Ada yang terus mengarahkan hidup kita hari ini, tapi tak bisa disentuh.
Tak berbentuk. Tak bernapas. Tapi ia mencatat segalanya.
Ia tahu kapan aku rapuh. Kapan aku membeli. Kapan aku diam lebih lama menatap sesuatu.
Sekali lagi, namanya algoritma. Sederhana. Tapi di balik nama itu tersembunyi kekuatan yang pernah kita anggap milik Tuhan:
Kekuatan untuk mengenal manusia, tanpa benar-benar mencintainya.
Aku mulai sadar, pilihan-pilihan yang kuanggap milikku---mungkin hanya sisa-sisa ruang yang belum dikuasainya.
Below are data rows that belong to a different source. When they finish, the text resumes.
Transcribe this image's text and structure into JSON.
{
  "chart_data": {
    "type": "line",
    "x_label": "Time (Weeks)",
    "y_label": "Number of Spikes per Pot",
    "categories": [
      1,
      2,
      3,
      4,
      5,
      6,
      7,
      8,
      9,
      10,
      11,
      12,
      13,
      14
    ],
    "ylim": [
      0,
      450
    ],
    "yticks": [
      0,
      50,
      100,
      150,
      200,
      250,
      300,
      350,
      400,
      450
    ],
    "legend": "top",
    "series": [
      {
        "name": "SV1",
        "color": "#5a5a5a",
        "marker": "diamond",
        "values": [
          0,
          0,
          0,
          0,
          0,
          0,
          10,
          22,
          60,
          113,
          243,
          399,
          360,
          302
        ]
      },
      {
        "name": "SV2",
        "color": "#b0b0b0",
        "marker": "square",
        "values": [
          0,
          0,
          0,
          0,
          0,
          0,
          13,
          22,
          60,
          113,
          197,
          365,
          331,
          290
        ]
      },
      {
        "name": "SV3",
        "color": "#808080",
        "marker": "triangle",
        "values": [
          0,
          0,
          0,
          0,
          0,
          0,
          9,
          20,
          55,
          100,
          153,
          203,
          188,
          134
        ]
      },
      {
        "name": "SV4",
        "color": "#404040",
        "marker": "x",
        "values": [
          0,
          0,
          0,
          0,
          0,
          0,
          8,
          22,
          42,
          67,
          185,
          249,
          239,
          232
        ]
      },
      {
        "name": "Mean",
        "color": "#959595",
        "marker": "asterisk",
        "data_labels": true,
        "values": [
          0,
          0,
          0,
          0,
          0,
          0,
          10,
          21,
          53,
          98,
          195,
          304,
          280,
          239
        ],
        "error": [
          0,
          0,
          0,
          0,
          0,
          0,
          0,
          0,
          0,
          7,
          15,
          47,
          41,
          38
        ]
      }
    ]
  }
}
Musik yang kupilih, orang yang kutaksir, berita yang kutanggapi dengan marah,
semuanya sudah disusun, dikelompokkan, dikemas,
lalu disuguhkan kepadaku dengan bahasa paling halus:
"Ini kamu."
Tapi... benarkah?
Atau jangan-jangan...
"Aku" yang kumaksud bukan lagi aku.
Melainkan aku versi statistik, versi klik, versi pola---versi yang bisa dijual.
Dulu, kita menciptakan alat untuk membantu kita hidup.
Sekarang, alat itu mengajari kita bagaimana hidup.
Ia tidak mengajarkan makna.
Ia hanya memandu efisiensi.
Ia tidak mengenal kesedihan, harapan, atau pertaubatan.
Ia hanya mengenali pola.
Dan kita menari di dalamnya, mengira itu pilihan.
Aku membaca kembali kalimat Harari yang pernah menamparku dalam diam:
"Algoritma mengenalmu lebih baik dari dirimu sendiri."
Karena ia tidak percaya air mata. Tidak tersentuh rayuan. Tidak tertidur.
Ia hanya menghitung.
Dan justru karena itu, ia tak peduli apakah hidupku bermakna.
Ia hanya peduli... apakah aku klik lagi.